The economics of growth have done much to reveal to us that the real driver of our prosperity is not actually growth, but the innovations that made growth possible.
It is investment in innovation that really drives value creation.  The fact that innovation in 19th Century American focused on economies of scale is more an accident of history than an economic universal.  When European genius for mechanization took root on US soil, it had lots and lots of running room.  And run it did!
Now we in America are catching up with our European cousins (and pretty much the rest of the World) in having to live within the limits of geographical boundaries.  Some of these limits are physical; others, political.  But they are all, nonetheless, real.

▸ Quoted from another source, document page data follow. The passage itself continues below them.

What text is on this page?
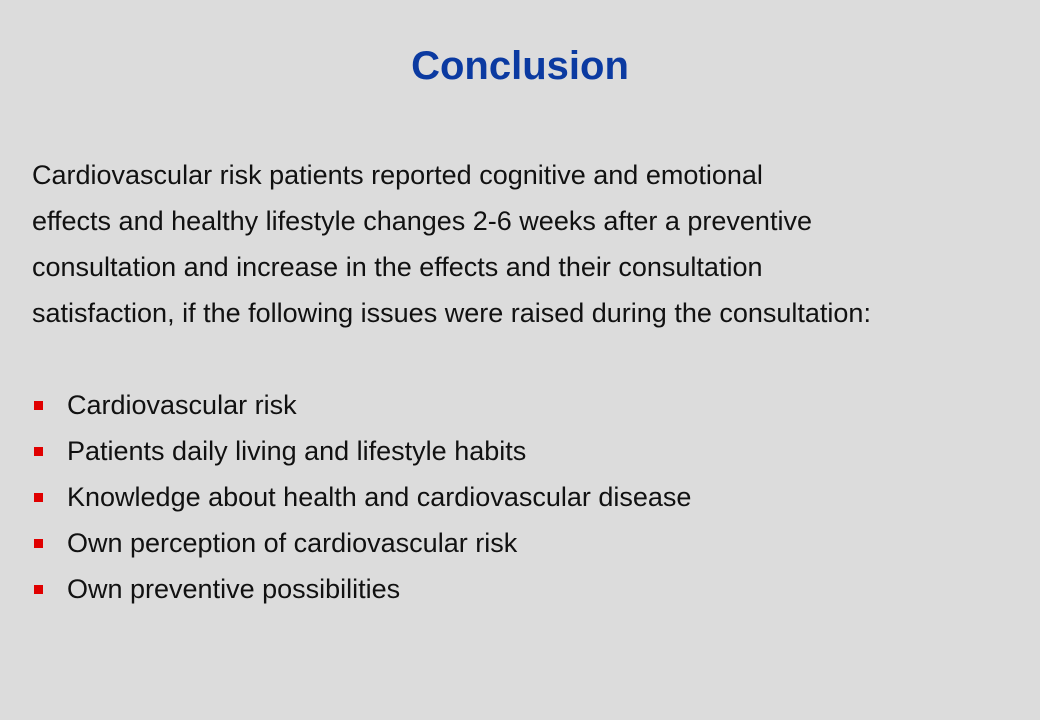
Conclusion
Cardiovascular risk patients reported cognitive and emotional
effects and healthy lifestyle changes 2-6 weeks after a preventive
consultation and increase in the effects and their consultation
satisfaction, if the following issues were raised during the consultation:
Cardiovascular risk
Patients daily living and lifestyle habits
Knowledge about health and cardiovascular disease
Own perception of cardiovascular risk
Own preventive possibilities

Good news is, geopolitical expansion is not the cause of innovation.  The cause of innovation is disappointed expectations that lead people, as individuals, to think there has to be a better way, and the inspiration that leads us, as individuals, to seek until we find that better way.  So, even without a Frontier, we can continue to have Ideas.  And it is ideas that drive innovation.
The patterns of innovation are not the patterns of expansion, they are the patterns of inquiry and insight that lead to the invention of new knowledge that lets us do work in new ways, providing ourselves with a wealth of better options for how we choose to live our lives.
The old patterns of investment in expansion are not the right patterns for investment in innovation.  The patterns of expansion are circumstantial.  The patterns of evolution are more elemental.
They include:
1.     The cash flow waterfall, that captures the way Items of Value are delivered in commercial exchanges that generate the Revenues to pay the costs of delivery, including returns to Investor and profits to the Enterprise drivers;
2.     The Knowledge, Networks and Routines that allow the Enterprise to initialize and sustain its cash flow waterfalls (Routines are what get scaled according to the principles of Economies of Scale); and
3.     The Contributors to Prosperity, who each must do their part to keep the cash flow flowing.
These are the new patterns that we need to master as we build a new economy of sustainability in our times.

1 comment:

  1. Wow some interesting perspective here Tim. I would love to understand a bit more about the cash flow waterfall. I would presume that the average Joe would benefit from this unlike the tinkle down, er um, trickle down economics of the Reagan era.